Nel secondo trimestre 2020 il tasso di occupazione delle lavoratrici tra i 25 e i 49 anni, senza figli, si è attestato al 71,9%. Con almeno un bambino sotto i 6 anni, crolla al 53,4%. Gli esperti la chiamano “child penalty”
Mettere al mondo figli aiuta a sostenere la crescita demografica e a garantire il futuro del Paese, ma non aiuta la carriera delle donne. Molte di loro ad un certo punto della vita si trovano di fronte ad un bivio: scegliere tra maternità e lavoro.
L’impatto dei figli sul lavoro delle donne
La nascita di un bambino ha un impatto importante: nel secondo trimestre 2020 infatti il tasso di occupazione delle lavoratrici tra i 25 e i 49 anni, se non ci sono figli, si è attestato al 71,9%, con almeno un bambino sotto i 6 anni, crolla al 53,4%. Ma questa è solo una delle conseguenze del diventare madri. Gli esperti la chiamano “child penalty”, ovvero quanto costa in termini di stipendio e opportunità professionali il ruolo di mamma, rispetto alle colleghe senza figli.
Il peso della maternità su salari e carriera
Secondo uno studio dell’Inps, complessivamente nel lungo periodo, la perdita sulla retribuzione annua può arrivare fino al 53%. Una penalizzazione sulla quale pesa il largo utilizzo del part time, a cui ricorre il 38% delle mamme con figli minorenni per potersi prendere cura della famiglia. Le carriere che diventano discontinue ostacolano poi promozioni e dunque aumenti di paga. Per molte però non si parla neanche di carriera.
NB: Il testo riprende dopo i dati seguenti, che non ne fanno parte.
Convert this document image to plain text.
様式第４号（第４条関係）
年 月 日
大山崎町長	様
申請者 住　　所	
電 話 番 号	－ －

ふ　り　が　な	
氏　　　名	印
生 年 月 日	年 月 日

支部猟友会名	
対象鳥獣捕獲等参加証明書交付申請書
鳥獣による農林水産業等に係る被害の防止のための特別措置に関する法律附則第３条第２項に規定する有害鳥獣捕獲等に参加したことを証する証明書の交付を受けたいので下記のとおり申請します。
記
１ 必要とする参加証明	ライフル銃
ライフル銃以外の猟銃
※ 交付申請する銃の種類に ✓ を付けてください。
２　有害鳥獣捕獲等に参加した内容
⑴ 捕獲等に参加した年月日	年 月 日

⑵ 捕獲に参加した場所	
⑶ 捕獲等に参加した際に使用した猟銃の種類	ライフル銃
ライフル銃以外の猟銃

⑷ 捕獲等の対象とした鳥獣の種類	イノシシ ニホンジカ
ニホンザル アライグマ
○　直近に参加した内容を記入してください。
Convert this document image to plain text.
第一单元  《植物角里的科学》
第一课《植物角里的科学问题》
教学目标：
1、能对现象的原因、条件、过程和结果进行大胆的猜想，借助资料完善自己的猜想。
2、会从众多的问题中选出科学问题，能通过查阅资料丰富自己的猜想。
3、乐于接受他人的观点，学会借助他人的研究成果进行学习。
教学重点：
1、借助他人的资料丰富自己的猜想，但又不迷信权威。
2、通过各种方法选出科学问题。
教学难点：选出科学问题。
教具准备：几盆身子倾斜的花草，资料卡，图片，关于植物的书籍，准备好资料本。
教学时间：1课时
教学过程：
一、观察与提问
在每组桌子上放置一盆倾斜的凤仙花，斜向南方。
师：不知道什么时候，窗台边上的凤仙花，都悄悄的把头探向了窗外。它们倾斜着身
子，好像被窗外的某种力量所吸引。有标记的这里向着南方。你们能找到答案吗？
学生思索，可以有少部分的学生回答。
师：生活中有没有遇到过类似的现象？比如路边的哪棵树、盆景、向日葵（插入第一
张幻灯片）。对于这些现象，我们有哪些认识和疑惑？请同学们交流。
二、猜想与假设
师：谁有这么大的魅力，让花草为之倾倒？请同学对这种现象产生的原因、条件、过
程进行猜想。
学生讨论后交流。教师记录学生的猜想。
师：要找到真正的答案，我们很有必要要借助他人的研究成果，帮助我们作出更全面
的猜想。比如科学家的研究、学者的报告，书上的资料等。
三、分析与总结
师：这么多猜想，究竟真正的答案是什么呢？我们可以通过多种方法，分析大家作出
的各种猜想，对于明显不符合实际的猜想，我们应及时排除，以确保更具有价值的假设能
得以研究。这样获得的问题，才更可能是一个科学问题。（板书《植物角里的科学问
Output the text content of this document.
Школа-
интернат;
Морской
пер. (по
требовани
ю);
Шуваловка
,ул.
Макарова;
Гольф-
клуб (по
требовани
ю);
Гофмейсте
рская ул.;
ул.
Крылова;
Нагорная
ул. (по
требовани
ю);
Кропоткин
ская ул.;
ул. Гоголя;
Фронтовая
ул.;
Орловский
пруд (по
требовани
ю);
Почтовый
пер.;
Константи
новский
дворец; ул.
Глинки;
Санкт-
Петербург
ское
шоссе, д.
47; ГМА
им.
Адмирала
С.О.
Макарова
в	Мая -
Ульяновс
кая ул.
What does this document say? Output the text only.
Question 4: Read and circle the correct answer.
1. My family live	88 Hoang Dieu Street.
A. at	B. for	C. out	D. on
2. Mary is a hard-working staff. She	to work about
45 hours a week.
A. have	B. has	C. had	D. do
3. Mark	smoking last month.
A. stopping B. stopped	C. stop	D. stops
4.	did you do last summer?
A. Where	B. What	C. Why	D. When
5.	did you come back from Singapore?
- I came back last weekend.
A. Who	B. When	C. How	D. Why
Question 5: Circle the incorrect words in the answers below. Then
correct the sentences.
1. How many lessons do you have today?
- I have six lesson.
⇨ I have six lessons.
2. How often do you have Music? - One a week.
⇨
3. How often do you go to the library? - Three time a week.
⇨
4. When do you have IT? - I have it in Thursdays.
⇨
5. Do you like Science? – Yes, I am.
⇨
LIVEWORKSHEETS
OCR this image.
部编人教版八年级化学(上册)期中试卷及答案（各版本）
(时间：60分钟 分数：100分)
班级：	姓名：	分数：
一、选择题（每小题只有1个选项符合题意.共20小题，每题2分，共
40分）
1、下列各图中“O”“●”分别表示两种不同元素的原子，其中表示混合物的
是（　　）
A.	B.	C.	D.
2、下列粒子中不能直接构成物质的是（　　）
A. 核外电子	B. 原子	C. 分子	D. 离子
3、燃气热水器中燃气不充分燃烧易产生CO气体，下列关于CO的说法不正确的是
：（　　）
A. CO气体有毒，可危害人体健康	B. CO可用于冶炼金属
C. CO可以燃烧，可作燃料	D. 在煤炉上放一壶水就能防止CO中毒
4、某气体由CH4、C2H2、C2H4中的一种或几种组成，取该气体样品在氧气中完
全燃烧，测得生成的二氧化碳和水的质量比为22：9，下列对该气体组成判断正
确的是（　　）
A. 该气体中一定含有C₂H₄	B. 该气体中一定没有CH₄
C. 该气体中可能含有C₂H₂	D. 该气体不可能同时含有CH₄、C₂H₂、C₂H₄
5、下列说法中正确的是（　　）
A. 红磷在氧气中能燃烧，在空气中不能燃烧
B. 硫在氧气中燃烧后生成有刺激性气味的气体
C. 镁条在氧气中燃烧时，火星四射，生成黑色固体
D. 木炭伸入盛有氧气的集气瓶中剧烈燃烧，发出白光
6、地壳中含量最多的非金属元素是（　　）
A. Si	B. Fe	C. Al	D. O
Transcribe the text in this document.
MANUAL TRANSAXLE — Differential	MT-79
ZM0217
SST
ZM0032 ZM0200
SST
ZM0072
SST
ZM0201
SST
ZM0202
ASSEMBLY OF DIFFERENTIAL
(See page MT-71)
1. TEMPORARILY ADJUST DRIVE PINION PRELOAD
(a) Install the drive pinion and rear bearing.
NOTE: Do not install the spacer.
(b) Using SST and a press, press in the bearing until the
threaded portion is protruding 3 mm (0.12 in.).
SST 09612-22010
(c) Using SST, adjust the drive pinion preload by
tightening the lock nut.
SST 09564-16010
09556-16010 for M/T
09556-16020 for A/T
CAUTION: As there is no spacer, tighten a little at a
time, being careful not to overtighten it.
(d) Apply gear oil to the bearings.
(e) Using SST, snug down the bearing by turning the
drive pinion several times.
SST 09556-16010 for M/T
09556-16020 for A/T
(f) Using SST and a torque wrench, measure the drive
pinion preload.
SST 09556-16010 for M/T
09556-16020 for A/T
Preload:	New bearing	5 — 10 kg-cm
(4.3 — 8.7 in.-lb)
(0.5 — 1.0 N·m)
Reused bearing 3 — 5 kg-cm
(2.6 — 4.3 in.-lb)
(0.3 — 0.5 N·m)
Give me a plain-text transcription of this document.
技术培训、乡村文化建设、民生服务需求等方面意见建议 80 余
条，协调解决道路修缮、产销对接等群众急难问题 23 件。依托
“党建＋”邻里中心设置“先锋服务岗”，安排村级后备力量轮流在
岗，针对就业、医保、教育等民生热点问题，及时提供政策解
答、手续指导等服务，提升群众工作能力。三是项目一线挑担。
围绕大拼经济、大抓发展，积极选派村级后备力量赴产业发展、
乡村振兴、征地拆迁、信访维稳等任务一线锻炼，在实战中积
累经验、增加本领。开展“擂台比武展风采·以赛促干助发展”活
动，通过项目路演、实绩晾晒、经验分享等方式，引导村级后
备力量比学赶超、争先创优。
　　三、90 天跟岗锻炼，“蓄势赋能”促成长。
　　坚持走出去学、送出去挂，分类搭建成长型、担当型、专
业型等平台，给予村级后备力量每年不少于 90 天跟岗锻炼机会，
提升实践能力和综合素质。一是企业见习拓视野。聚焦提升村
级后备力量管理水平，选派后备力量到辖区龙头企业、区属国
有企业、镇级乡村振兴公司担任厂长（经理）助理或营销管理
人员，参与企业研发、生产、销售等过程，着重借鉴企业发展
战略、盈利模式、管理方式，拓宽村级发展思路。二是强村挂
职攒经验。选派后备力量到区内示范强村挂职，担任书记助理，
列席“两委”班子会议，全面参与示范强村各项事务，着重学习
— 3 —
Dopo il lieto evento si rinuncia proprio ad entrare o a rimanere nel mondo del lavoro. Il tasso di inattività, in presenza di un figlio, è cresciuto infatti dal 29,8% del 2019 al 32,4% del 2020, in un anno particolare causa Covid, segnato da lockdown, smart working e didattica a distanza. Insomma, le ancora parziali misure di sostegno alla famiglia e di aiuto nel conciliare i tempi di vita e di lavoro non riescono completamente a supportare il doppio e faticoso ruolo di madre e di lavoratrice.